March 8th is International Women’s Day, when global attentions will focus on the achievements of women, and the steps that still need to be taken to accelerate gender parity. But what would four of the most influential female writers of the past make of the issues affecting women today?
1. Virginia Woolf on breaking the glass ceiling
What does it take to enjoy success on your own terms? In her 1929 essay A Room of One’s Own, Virginia Woolf explores the issues affecting women’s creative independence, and argues that the lack of great female writers (at the time) was down to the everyday suppression of women rather than women’s inferiority.
Using the fictional story of Shakespeare’s sister—who lacks the privacy and financial security afforded to her brother thanks to the roles placed on her within the home—Woolf argues that true equality requires not just equal rights, but equality in everyday life.
What Virginia Woolf can teach us about the future for feminism:
Is the lack of women in top corporate positions a sign of our own ambition, or does the role of women in the home and the family unit still have a part to play, almost 90 years after A Room of One’s Own was published?
It’s not a radical notion, but we must keep asking questions. Questions like the one in this video from Ariel India, called #ShareTheLoad.
Woolf would presumably argue that—as long as women still hold the “housewife” role (controlled, for example, by laws on paternity leave for fathers, or lack of independent role models during childhood) and therefore lack the privacy (“a room of one’s own”) and financial freedom to fulfil their potential—society (and the boardroom) will never be equal.
2. Saba Mahmood on the meaning of freedom
Can feminism’s goals of gender equality and freedom be applied to all women? Should we consider the perspectives of women who do not share these ideals? In her controversial 2005 book Politics of Piety, Saba Mahmood challenges many of the West’s assumptions about Islamic women’s religious traditions; in choosing to embrace the norms of their faith, Mahmood argues, these pious Muslim women are not limiting, but rather affirming, themselves. They do not value the idea of “freedom” in the same way the liberal West does.

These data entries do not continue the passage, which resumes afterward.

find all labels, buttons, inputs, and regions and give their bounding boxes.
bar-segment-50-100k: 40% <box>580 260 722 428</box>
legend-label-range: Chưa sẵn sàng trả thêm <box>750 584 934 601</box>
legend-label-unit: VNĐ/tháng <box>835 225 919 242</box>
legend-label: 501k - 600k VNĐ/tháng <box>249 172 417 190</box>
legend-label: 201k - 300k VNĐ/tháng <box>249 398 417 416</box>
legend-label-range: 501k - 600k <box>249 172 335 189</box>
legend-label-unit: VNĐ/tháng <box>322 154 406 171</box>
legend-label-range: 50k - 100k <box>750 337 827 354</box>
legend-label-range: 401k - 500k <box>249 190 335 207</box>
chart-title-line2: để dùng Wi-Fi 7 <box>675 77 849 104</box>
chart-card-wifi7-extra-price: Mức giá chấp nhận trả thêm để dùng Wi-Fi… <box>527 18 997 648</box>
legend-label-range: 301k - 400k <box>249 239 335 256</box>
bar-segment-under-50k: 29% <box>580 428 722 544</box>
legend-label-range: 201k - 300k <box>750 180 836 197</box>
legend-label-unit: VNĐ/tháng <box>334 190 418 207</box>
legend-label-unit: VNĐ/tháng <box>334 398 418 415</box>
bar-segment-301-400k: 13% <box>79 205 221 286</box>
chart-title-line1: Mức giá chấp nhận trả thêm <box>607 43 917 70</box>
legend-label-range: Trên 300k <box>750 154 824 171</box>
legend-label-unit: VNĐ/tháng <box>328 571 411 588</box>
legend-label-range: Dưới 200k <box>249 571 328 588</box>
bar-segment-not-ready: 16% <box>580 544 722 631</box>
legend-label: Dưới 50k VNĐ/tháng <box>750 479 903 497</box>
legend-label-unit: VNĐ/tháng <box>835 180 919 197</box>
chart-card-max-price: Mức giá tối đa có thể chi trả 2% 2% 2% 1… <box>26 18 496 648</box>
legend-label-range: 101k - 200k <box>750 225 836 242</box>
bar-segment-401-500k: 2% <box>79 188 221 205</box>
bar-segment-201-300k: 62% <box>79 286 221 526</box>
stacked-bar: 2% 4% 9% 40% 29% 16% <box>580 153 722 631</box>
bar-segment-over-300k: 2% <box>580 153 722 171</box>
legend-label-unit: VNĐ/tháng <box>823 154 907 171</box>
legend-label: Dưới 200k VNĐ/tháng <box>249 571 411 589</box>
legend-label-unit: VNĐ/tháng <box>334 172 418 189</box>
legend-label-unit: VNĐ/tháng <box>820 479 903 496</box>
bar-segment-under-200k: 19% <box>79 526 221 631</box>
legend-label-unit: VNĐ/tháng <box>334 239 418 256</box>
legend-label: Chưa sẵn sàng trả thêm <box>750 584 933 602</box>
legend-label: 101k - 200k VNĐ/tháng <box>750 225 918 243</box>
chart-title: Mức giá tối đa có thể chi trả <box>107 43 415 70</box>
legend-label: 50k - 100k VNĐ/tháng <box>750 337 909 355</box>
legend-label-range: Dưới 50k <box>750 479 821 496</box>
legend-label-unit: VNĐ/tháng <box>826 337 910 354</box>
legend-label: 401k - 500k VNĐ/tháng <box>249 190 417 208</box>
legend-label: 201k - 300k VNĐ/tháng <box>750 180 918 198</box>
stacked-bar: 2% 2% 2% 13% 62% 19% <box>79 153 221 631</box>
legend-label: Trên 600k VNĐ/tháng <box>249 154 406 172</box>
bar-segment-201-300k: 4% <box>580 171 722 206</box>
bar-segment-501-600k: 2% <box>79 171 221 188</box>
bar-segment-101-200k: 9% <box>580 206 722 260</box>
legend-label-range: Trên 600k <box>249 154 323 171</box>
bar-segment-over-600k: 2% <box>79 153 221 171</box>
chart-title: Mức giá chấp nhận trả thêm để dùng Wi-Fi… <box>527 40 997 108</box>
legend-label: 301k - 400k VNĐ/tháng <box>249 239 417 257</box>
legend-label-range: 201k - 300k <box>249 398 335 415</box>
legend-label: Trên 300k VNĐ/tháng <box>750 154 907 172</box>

What Saba Mahmood can teach us about the future for feminism:
“Freedom” means different things to different women. If we are to allow all women the right to their own voice, we must accept and respect these differences.
3. Judith Butler on choosing your own identity
With her 1990 work Gender Trouble, Judith Butler gives each of us the power to define our gender. She argues that it’s not our sex organs that define us, but what actions we take. Sex and gender are not the same thing. For example, society defines the wearing trousers as masculine, but if a woman chooses to wear trousers, does that make her a “man”?
What Judith Butler can teach us about the future for feminism:
Is anyone really male or female? Masculine or feminine? Gay or straight? Following Butler’s argument, gender is an act we’re forced to adopt to be considered “normal” in our culture. Rethinking how and why society imposes such rigid categories on us, and refusing to conform, can only lead to more interesting, and ultimately fulfilling, lives.
4. Simone de Beauvoir on Barbie, beauty, and the male gaze
In her seminal work The Second Sex, iconic feminist Simone de Beauvoir argues that a woman’s identity is shaped by upbringing in a world ruled by men. “One is not born, but rather becomes, a woman,” and this manifests itself in a deeply ingrained idea that a woman’s worth stems from male desire and approval. This battle for physical compliance robs a woman of her individuality and her voice, contributing to the suppression that will blight her progress throughout her life.
“Children’s books, mythology, stories, tales, all reflect the myths born of the pride and the desires of men; thus it is that through the eyes of men the little girl discovers the world and reads therein her destiny,” argues de Beauvoir. Only by recognizing these myths as constructions built by men, can women reclaim their independence.
What Simone de Beauvoir can teach us about the future for feminism:
What would de Beauvoir make of Barbie’s recent transformation from an impossibly stick-thin, singular version of “a woman” to a variety of body shapes, skin tones, “face sculpts”, and entrepreneurial careers? In The Second Sex, the writer argues that a doll is a way to teach little girls to identify with the condition of being dressed up, made pretty, and preened over.
So is Barbie’s new look a major step in the right direction, or are we still missing a trick in the fight to encourage little girls to see themselves as more than a tool for the male gaze? Should girls be encouraged to play with dolls at all or, if Barbie’s popularity cannot be slowed (a Barbie doll is bought every three seconds somewhere in the world), then should we work with what we’ve got?
The initial reaction to the transformation one of the world’s most influential toys (second only to LEGO) has been largely positive, however the impact it will have on the self-worth of post-millennials remains to be seen. Barbie is, as The Atlantic notes, “in her highly limited way, trying to do a better job of representing the people who play with her. And a better job, at the same time, of affecting who those people will become.”